MIP Relaxations in Factorable Programming

TL;DR

This paper introduces new mixed-integer programming relaxations for factorable nonlinear functions, offering tighter bounds and fewer variables, which improve solution quality in polynomial optimization problems.

Contribution

The paper develops novel MIP relaxations based on convex hull formulations that are tighter and more efficient than existing relaxations for factorable programming.

Findings

Relaxations close 60-70% of the gap compared to McCormick relaxations.

Relaxations are often tighter and require fewer variables.

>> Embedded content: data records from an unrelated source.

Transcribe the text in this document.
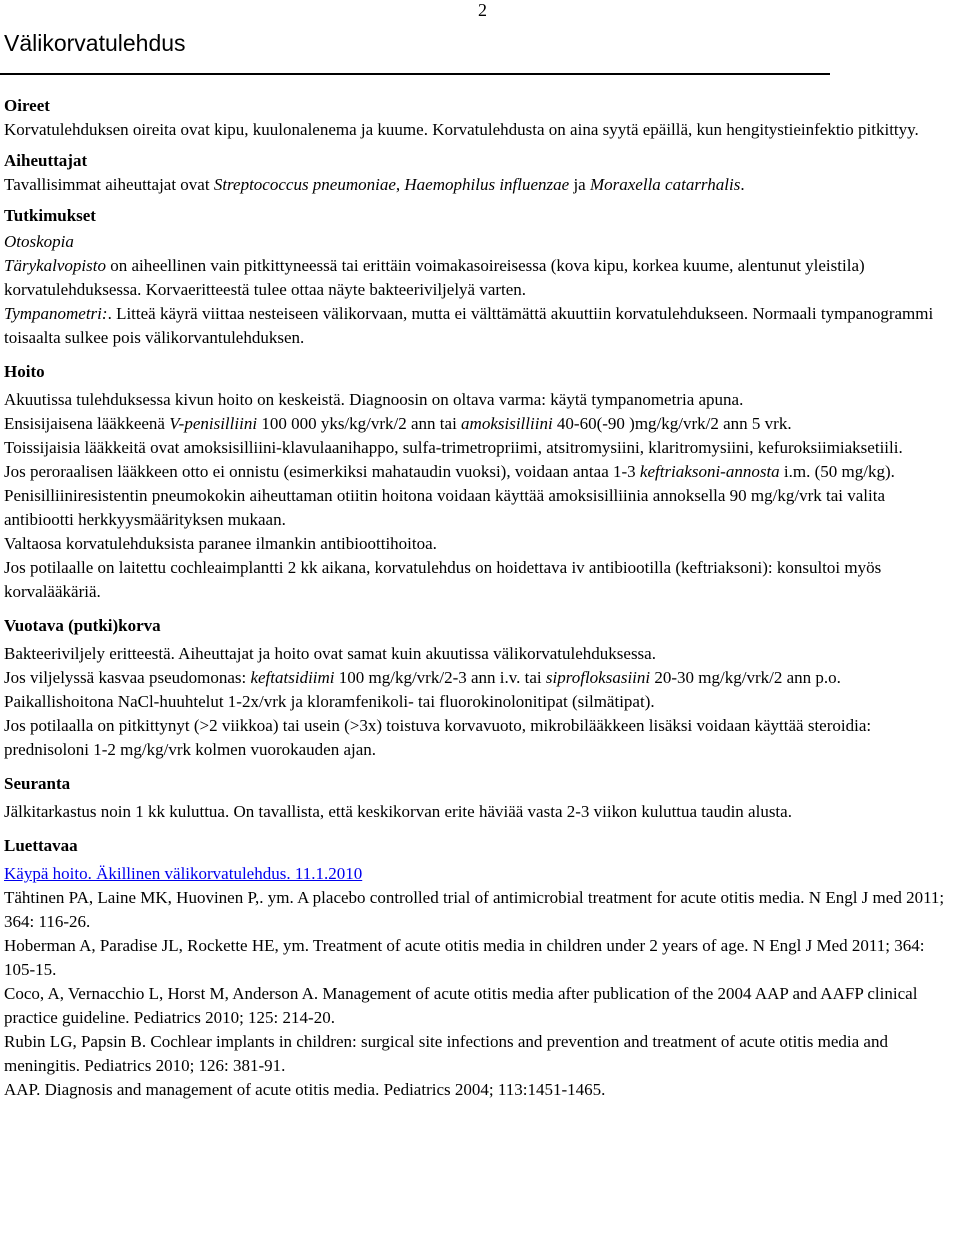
2
Välikorvatulehdus
Oireet

Korvatulehduksen oireita ovat kipu, kuulonalenema ja kuume. Korvatulehdusta on aina syytä epäillä, kun hengitystieinfektio pitkittyy.

Aiheuttajat

Tavallisimmat aiheuttajat ovat Streptococcus pneumoniae, Haemophilus influenzae ja Moraxella catarrhalis.

Tutkimukset

Otoskopia

Tärykalvopisto on aiheellinen vain pitkittyneessä tai erittäin voimakasoireisessa (kova kipu, korkea kuume, alentunut yleistila) korvatulehduksessa. Korvaeritteestä tulee ottaa näyte bakteeriviljelyä varten.

Tympanometri:. Litteä käyrä viittaa nesteiseen välikorvaan, mutta ei välttämättä akuuttiin korvatulehdukseen. Normaali tympanogrammi toisaalta sulkee pois välikorvantulehduksen.

Hoito

Akuutissa tulehduksessa kivun hoito on keskeistä. Diagnoosin on oltava varma: käytä tympanometria apuna.

Ensisijaisena lääkkeenä V-penisilliini 100 000 yks/kg/vrk/2 ann tai amoksisilliini 40-60(-90 )mg/kg/vrk/2 ann 5 vrk.

Toissijaisia lääkkeitä ovat amoksisilliini-klavulaanihappo, sulfa-trimetropriimi, atsitromysiini, klaritromysiini, kefuroksiimiaksetiili.

Jos peroraalisen lääkkeen otto ei onnistu (esimerkiksi mahataudin vuoksi), voidaan antaa 1-3 keftriaksoni-annosta i.m. (50 mg/kg).

Penisilliiniresistentin pneumokokin aiheuttaman otiitin hoitona voidaan käyttää amoksisilliinia annoksella 90 mg/kg/vrk tai valita antibiootti herkkyysmäärityksen mukaan.

Valtaosa korvatulehduksista paranee ilmankin antibioottihoitoa.

Jos potilaalle on laitettu cochleaimplantti 2 kk aikana, korvatulehdus on hoidettava iv antibiootilla (keftriaksoni): konsultoi myös korvalääkäriä.

Vuotava (putki)korva

Bakteeriviljely eritteestä. Aiheuttajat ja hoito ovat samat kuin akuutissa välikorvatulehduksessa.

Jos viljelyssä kasvaa pseudomonas: keftatsidiimi 100 mg/kg/vrk/2-3 ann i.v. tai siprofloksasiini 20-30 mg/kg/vrk/2 ann p.o.

Paikallishoitona NaCl-huuhtelut 1-2x/vrk ja kloramfenikoli- tai fluorokinolonitipat (silmätipat).

Jos potilaalla on pitkittynyt (>2 viikkoa) tai usein (>3x) toistuva korvavuoto, mikrobilääkkeen lisäksi voidaan käyttää steroidia: prednisoloni 1-2 mg/kg/vrk kolmen vuorokauden ajan.

Seuranta

Jälkitarkastus noin 1 kk kuluttua. On tavallista, että keskikorvan erite häviää vasta 2-3 viikon kuluttua taudin alusta.

Luettavaa

Käypä hoito. Äkillinen välikorvatulehdus. 11.1.2010

Tähtinen PA, Laine MK, Huovinen P,. ym. A placebo controlled trial of antimicrobial treatment for acute otitis media. N Engl J med 2011; 364: 116-26.

Hoberman A, Paradise JL, Rockette HE, ym. Treatment of acute otitis media in children under 2 years of age. N Engl J Med 2011; 364: 105-15.

Coco, A, Vernacchio L, Horst M, Anderson A. Management of acute otitis media after publication of the 2004 AAP and AAFP clinical practice guideline. Pediatrics 2010; 125: 214-20.

Rubin LG, Papsin B. Cochlear implants in children: surgical site infections and prevention and treatment of acute otitis media and meningitis. Pediatrics 2010; 126: 381-91.

AAP. Diagnosis and management of acute otitis media. Pediatrics 2004; 113:1451-1465.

Significant improvements in solver performance on polynomial instances.

Abstract

In this paper, we develop new discrete relaxations for nonlinear expressions in factorable programming. We utilize specialized convexification results as well as composite relaxations to develop mixed-integer programming (MIP) relaxations. Our relaxations rely on ideal formulations of convex hulls of outer-functions over a combinatorial structure that captures local inner-function structure. The resulting relaxations often require fewer variables and are tighter than currently prevalent ones. Finally, we provide computational evidence to demonstrate that our relaxations close approximately 60-70% of the gap relative to McCormick relaxations and significantly improves the relaxations used in a state-of-the-art solver on various instances involving polynomial functions.